Заключенные пели, уставившись куда-то вперед, словно загипнотизированные. Вернер чувствовал, что в нем растет какое-то странное напряжение. У него вдруг появилось ощущение, что напряжение это почувствовал не только он, но и Мюнцер, и лежащий на земле Гольдштейн, и все остальные и даже СС. Песня внезапно обрела совсем иное, необычное звучание: становясь все громче, она звучала уже почти вызывающе иронически, и слова ее уже не имели к этому никакого отношения. «Хоть бы Вебер ничего не заметил, — думал Вернер, не спуская глаз с лагерфюрера, — иначе сегодня будет еще больше мертвецов».

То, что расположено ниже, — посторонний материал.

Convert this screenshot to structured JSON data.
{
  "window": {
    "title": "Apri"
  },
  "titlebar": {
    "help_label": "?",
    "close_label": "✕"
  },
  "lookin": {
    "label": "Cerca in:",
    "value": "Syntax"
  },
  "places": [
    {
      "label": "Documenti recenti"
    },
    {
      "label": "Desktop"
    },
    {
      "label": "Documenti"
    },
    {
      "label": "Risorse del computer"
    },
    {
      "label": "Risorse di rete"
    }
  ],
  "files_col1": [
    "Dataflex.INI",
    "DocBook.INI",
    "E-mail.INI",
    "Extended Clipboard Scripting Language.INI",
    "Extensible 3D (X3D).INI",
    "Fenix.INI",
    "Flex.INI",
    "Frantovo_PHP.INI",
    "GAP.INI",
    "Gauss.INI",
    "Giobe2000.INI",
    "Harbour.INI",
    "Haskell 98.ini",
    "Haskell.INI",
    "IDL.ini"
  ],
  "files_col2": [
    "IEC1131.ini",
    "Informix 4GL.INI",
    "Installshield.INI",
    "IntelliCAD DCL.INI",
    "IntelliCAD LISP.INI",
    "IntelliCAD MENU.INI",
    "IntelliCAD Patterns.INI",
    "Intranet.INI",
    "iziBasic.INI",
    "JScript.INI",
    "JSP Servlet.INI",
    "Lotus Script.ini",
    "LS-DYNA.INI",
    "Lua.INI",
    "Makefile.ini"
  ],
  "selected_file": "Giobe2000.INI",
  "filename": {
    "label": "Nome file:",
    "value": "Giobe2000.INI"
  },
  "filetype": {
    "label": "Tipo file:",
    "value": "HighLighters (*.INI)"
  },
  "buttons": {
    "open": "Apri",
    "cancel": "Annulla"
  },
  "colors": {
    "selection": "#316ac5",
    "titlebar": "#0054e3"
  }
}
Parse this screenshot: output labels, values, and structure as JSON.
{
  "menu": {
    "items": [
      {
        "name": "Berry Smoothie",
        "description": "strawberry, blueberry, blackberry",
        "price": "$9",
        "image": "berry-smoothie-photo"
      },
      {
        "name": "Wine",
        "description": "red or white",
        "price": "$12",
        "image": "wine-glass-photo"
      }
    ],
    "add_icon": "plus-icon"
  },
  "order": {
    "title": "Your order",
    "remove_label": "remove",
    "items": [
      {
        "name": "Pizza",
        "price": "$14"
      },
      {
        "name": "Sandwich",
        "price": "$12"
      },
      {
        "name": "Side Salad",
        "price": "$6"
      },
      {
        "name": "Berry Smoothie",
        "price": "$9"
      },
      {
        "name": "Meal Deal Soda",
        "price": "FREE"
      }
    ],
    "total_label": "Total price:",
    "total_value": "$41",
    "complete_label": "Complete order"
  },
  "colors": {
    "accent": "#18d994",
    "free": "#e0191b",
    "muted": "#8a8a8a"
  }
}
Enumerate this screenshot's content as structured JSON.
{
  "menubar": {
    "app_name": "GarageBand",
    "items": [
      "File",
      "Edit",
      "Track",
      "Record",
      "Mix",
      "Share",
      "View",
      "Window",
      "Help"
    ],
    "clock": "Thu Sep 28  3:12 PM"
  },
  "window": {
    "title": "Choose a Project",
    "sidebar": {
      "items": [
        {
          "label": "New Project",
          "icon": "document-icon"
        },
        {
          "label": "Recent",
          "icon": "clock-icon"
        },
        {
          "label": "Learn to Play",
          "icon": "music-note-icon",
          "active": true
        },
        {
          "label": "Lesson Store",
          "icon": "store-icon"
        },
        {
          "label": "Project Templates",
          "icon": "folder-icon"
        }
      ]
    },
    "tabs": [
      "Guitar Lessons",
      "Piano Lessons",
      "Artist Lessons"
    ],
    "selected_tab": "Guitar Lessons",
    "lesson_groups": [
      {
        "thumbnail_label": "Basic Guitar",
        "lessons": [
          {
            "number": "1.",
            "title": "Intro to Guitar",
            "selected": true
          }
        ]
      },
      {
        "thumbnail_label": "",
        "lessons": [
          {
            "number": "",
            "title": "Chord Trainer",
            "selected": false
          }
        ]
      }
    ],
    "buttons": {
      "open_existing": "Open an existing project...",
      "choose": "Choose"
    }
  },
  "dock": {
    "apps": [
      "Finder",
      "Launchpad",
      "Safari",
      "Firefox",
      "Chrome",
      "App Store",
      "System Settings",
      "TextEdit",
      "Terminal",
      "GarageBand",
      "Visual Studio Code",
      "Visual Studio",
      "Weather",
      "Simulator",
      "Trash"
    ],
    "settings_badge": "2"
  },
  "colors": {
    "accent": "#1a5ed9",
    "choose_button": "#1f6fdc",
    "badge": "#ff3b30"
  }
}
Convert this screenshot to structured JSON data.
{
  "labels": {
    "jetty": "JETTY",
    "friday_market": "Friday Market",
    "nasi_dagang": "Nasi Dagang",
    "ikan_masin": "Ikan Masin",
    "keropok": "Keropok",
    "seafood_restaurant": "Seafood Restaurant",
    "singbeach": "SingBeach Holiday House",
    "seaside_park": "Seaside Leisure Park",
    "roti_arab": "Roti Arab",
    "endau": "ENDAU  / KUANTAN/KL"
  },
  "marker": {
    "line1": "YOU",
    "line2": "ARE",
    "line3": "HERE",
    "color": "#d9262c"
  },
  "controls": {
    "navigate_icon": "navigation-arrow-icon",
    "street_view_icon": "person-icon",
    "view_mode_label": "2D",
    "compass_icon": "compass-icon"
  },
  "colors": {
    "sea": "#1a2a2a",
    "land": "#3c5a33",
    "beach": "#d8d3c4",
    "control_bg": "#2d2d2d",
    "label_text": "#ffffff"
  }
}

Лицо Гольдштейна почти касалось лица Шеллера. Он видел, что губы его шевелились, но не мог ничего разобрать. Однако, глядя в полузакрытые глаза друга, он без труда мог представить себе, что тот хотел ему сказать.
— Ерунда! У нас есть в лазарете свой человек, капо. Он это провернет. Ты выкарабкаешься!
Шеллер что-то ответил.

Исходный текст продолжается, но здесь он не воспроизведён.